International standardization was a critical step towards the wide adoption of the WARC format. As part of this effort, IIPC also set up in November 2009 a WARC usage task force to write implementation guidelines, which were delivered and approved by the Preservation Working Group the following year. However today, because production and preservation workflows have recently been settled and are extensively used, many members are still using the ARC format for production purposes while acknowledging the need to transition to WARC.
The NetarchiveSuite community now proposes to develop the usage of the WARC format working into two directions: 1) give the ability to ingest WARC files into digital preservation workflows using JHOVE2, 2) study and implement WARC in a scalable production workflow using NetarchiveSuite as an example.
Part 1: WARC files into digital preservation workflows: JHOVE2 is an open source software for format-aware characterization of digital objects. JHOVE2 enables format identification, feature extraction, validation and assessment. The JHOVE2 project is a collaborative undertaking of the California Digital Library, Portico, and Stanford University. JHOVE2 is made freely available under the terms of the BSD open source license. This part of the proposal aims at providing JHOVE2 support for the following functions in order to make it a more useful tool for web archiving.

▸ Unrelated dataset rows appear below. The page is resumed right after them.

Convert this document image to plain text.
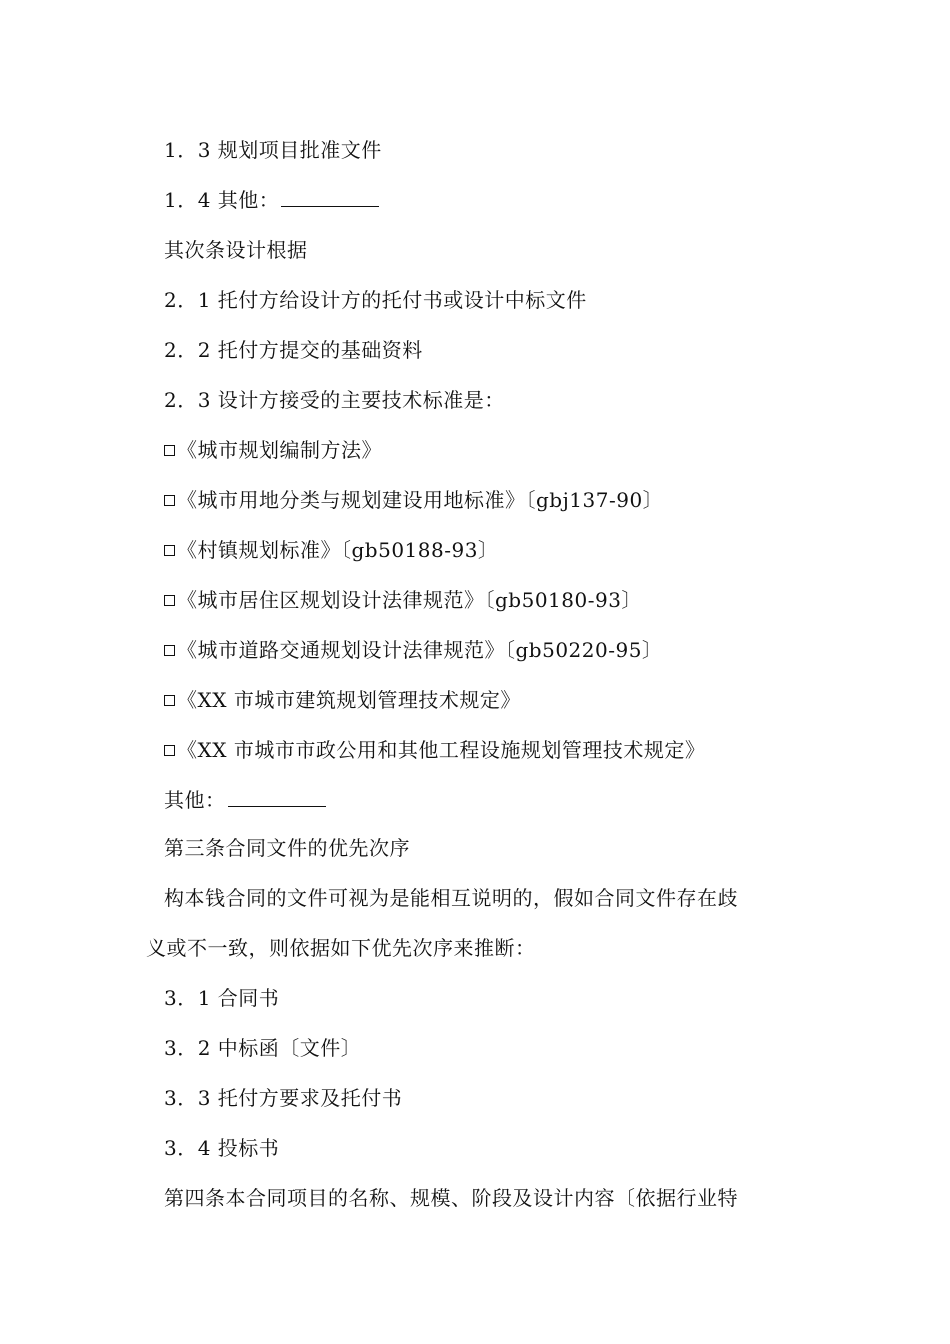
1．3 规划项目批准文件
1．4 其他：
其次条设计根据
2．1 托付方给设计方的托付书或设计中标文件
2．2 托付方提交的基础资料
2．3 设计方接受的主要技术标准是：
《城市规划编制方法》
《城市用地分类与规划建设用地标准》〔gbj137-90〕
《村镇规划标准》〔gb50188-93〕
《城市居住区规划设计法律规范》〔gb50180-93〕
《城市道路交通规划设计法律规范》〔gb50220-95〕
《XX 市城市建筑规划管理技术规定》
《XX 市城市市政公用和其他工程设施规划管理技术规定》
其他：
第三条合同文件的优先次序
构本钱合同的文件可视为是能相互说明的，假如合同文件存在歧
义或不一致，则依据如下优先次序来推断：
3．1 合同书
3．2 中标函〔文件〕
3．3 托付方要求及托付书
3．4 投标书
第四条本合同项目的名称、规模、阶段及设计内容〔依据行业特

Module for the WARC format: Characterization performed at the record level, including both record headers and blocks (Warcinfo, response, resource, request, metadata, revisit, conversion, continuation). The proposal includes a significant amout of resources for developing this module. This will leave enough time to develop both the baseline WARC-module but also do advanced functionality based on input from the IIPC community
Integration of the ARC and GZIP modules developed by BnF into the core of JHOVE2. This project is to complement and continue the effort launched in 2010 to develop modules to the JHOVE2 project and software lead by the California Digital Library. BnF, one of the stakeholders of the present proposal, has been actively involved in this project for which it has spent a dedicated budget outsourced to a private company, which is in charge of building BnF's digital repository archiving and preservation system. ATOS and BnF have developed ARC and GZIP modules to Jhove2. This development took place in cooperation with CDL and with the support of IIPC Program Officer.

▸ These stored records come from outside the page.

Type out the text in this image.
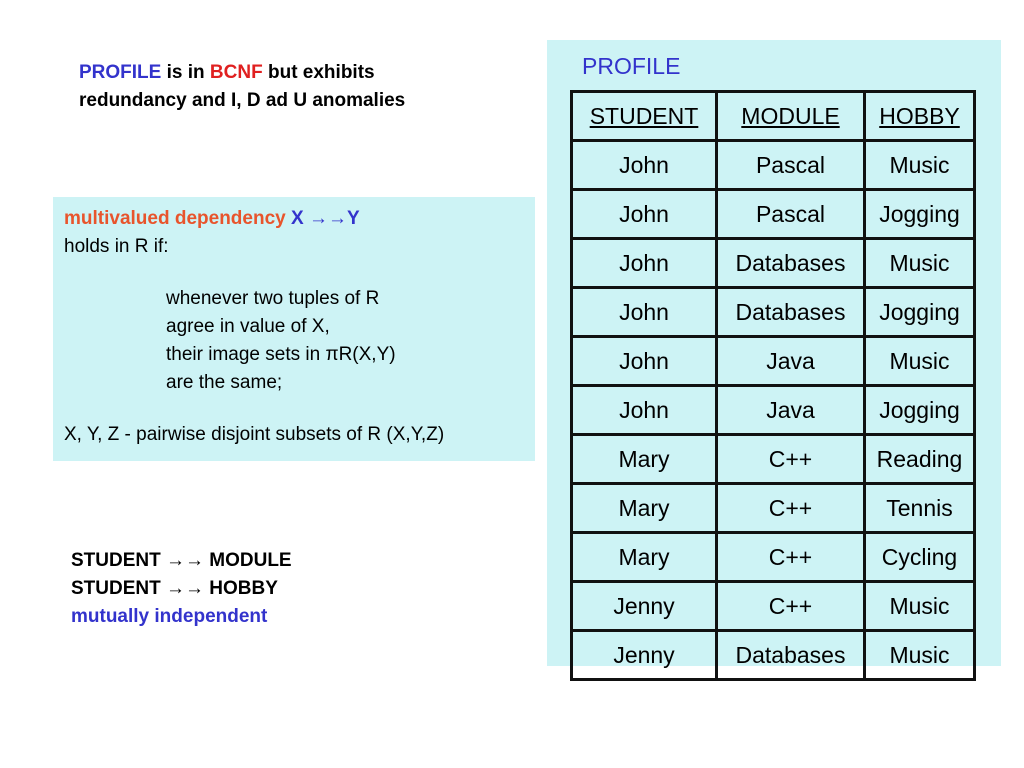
PROFILE is in BCNF but exhibits
redundancy and I, D ad U anomalies
multivalued dependency X →→Y
holds in R if:
whenever two tuples of R
agree in value of X,
their image sets in πR(X,Y)
are the same;
X, Y, Z - pairwise disjoint subsets of R (X,Y,Z)
STUDENT →→ MODULE
STUDENT →→ HOBBY
mutually independent
PROFILE
STUDENT	MODULE	HOBBY
John	Pascal	Music
John	Pascal	Jogging
John	Databases	Music
John	Databases	Jogging
John	Java	Music
John	Java	Jogging
Mary	C++	Reading
Mary	C++	Tennis
Mary	C++	Cycling
Jenny	C++	Music
Jenny	Databases	Music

Part 2: Study and implement WARC in a scalable production workflow: the NetarchiveSuite environment The NetarchiveSuite is a complete web archiving open source software package. It gives the ability to prepare, schedule, run and monitor harvests of websites. It also enables to perform quality assurance and preserve harvested content. NetarchiveSuite is used for production purposes, developed and maintained by the NetarchiveSuite community which currently includes the State and University Library, Aarhus, Denmark, The Royal Library, Copenhagen, Denmark, the National Library of France and the National Library of Austria. The community hopes to extend to new partners in the future. This part of the proposal aims at:
- studying the implementation of the WARC format into the Heritrix web crawler in the light of the WARC standard and IIPC WARC implementation guidelines written by the WARC Usage task force,
- as the format may be revised within the ISO in May 2012, gathering possible fixes or evolutions needed by IIPC members and updating the guidelines if necessary (BnF, as convenor of the ad hoc standardization group at ISO and co-lead of the PWG, could help with this),
- studying and documenting the impact of WARC in harvesting and post-harvesting processes (such as indexing and feeding metadata into a curator tool), which would benefit all local curator tools,
- implementing WARC into NetarchiveSuite, while keeping ARC compatibility alive, - delivering a report based on the experience of the 3 partner institutions.